King (the British director behind the feel-good Paddington movies) teamed up for the second time with Simon Farnaby of Paddington 2 for the script and conjures a purely imagined, Scrumdidilyumptious prequel.
Wonka tells the events before Mr. Wonka built his chocolate factory and eventual collaboration with the Oompa Loompas. The tale begins in 1930s, when a young and naïve Wonka travels to a London-like fictional town to start a chocolate shop in a fancy lifestyle area, the Galeries Gourmet.
His candy inventions, with the most bizarre ingredients — from thunderclouds to giraffe milk to a Russian clown’s tears — soon become a big hit with the locals, threatening a powerful Church-protected chocolate cartel composed of the comedic trio of Slugworth (a superb Paterson Joseph), Fickelgruber (Mathew Baynton) and Prodnose (Matt Lucas).
Not to mention his plans are also thwarted by a greedy innkeeper (Olivia Colman) and his chocolates are often snatched by an uppity Oompa Loompa (a delightful Hugh Grant).
Sweet-natured
While we may not witness a character arc the way Ballads of Songbirds and Snakes (2023) did on Coriolanus Snow, it doesn’t matter. We can use our own imagination to psychologize why King’s generous, ultra-kind Wonka evolved into the intimidating and mercurial celebrity chocolatier with sinister vibes depicted in the book and in the 1971 picture.
Chalamet’s sweet-natured Wonka is enough to get a glimpse into the makings of a mad candy-scientist in a world filled with greed. The heart of the film, though, is the friendship between Wonka and Noodle (Calah Lane), a slave-orphan child with whom he shares both the pain of being motherless and the hope of a better future.
Wonka is mildly Dickensian with a touch of Harry Potter set in an eye-candy “Old Hollywood” musical stage. The original songs by Neil Hannon are all delectable, and while the versatile Chalamet is not a powerful singer, he lends the appropriate feelings to his song numbers, including his heartfelt rendition of “Pure Imagination.”

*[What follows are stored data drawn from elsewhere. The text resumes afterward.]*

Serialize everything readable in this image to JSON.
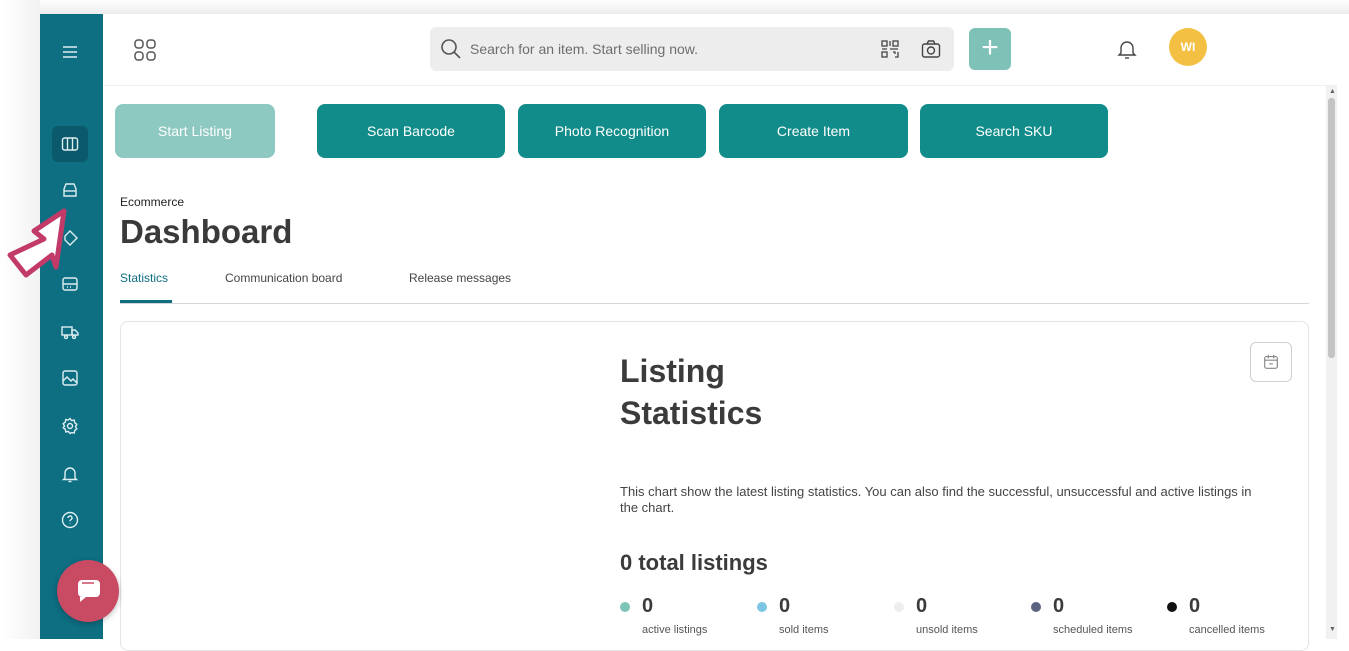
{
  "topbar": {
    "search_placeholder": "Search for an item. Start selling now.",
    "avatar_initials": "WI"
  },
  "actions": [
    {
      "label": "Start Listing"
    },
    {
      "label": "Scan Barcode"
    },
    {
      "label": "Photo Recognition"
    },
    {
      "label": "Create Item"
    },
    {
      "label": "Search SKU"
    }
  ],
  "page": {
    "breadcrumb": "Ecommerce",
    "title": "Dashboard"
  },
  "tabs": [
    {
      "label": "Statistics"
    },
    {
      "label": "Communication board"
    },
    {
      "label": "Release messages"
    }
  ],
  "card": {
    "title": "Listing\nStatistics",
    "description": "This chart show the latest listing statistics. You can also find the successful, unsuccessful and active listings in the chart.",
    "total": "0 total listings",
    "stats": [
      {
        "value": "0",
        "label": "active listings",
        "color": "#7ec4b8"
      },
      {
        "value": "0",
        "label": "sold items",
        "color": "#7cc5e4"
      },
      {
        "value": "0",
        "label": "unsold items",
        "color": "#eeeeee"
      },
      {
        "value": "0",
        "label": "scheduled items",
        "color": "#5b6380"
      },
      {
        "value": "0",
        "label": "cancelled items",
        "color": "#111111"
      }
    ]
  },
  "colors": {
    "sidebar": "#0e6e82",
    "accent": "#128c8a",
    "accent_light": "#8dc9c0",
    "avatar": "#f4c044",
    "chat": "#c84a63"
  },
  "sidebar_icons": [
    "menu-icon",
    "columns-icon",
    "inbox-icon",
    "tag-icon",
    "card-icon",
    "truck-icon",
    "image-icon",
    "gear-icon",
    "bell-icon",
    "help-icon"
  ]
}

The production design and choreography are solid, with South Korean cinematographer Chung Chung-hoon providing some breathtaking lensing, the most memorable being the silhouetted close-up side view of Wonka. Flashbacks are rendered in beautifully textured rotoscope, completing the visual extravaganza of the movie.
Love letter
It’s also a love letter to the 1971 original, featuring familiar elements (you can call them easter eggs) from flying people to pennies in storm drains, to crayon-colored faces, a possible Slugworth lineage, and that one scene when Wonka and Noodle are pushed to the top of a circular glass pane, the way Charlie Bucket and Grandpa Joe got fizzed upwards in the Mel Stuart classic.
The only odd tweak is Wonka being illiterate here. While this seems to be a narrative strategy to prevent Wonka from reading a deceptive contract’s fine print for one of the story’s conflicts, it’s strange that his loving mother (Sally Hawkins) did not care to teach her child the ABCs.
Quite interesting, too, that Wonka’s chocolates are akin to drugs, either prescription (hair-grower, confidence-booster, antidepressants and so forth) or recreational, making people “high.”
The chocolates here are also being illegally circulated by a cartel and corrupting both the priest (Rowan Atkinson) and the chief of police (Keegan-Michael Key). Still, it’s all hilarious.
Wonka, overall, is truly a delicious treat. King combines the allure of magic and chocolate, lovely music, humor and hope in a family-friendly, often-laugh-out-loud whimsical story of dreams coming true, which is made even more flavorful by a great cast. Prepare to shed a tear toward the end.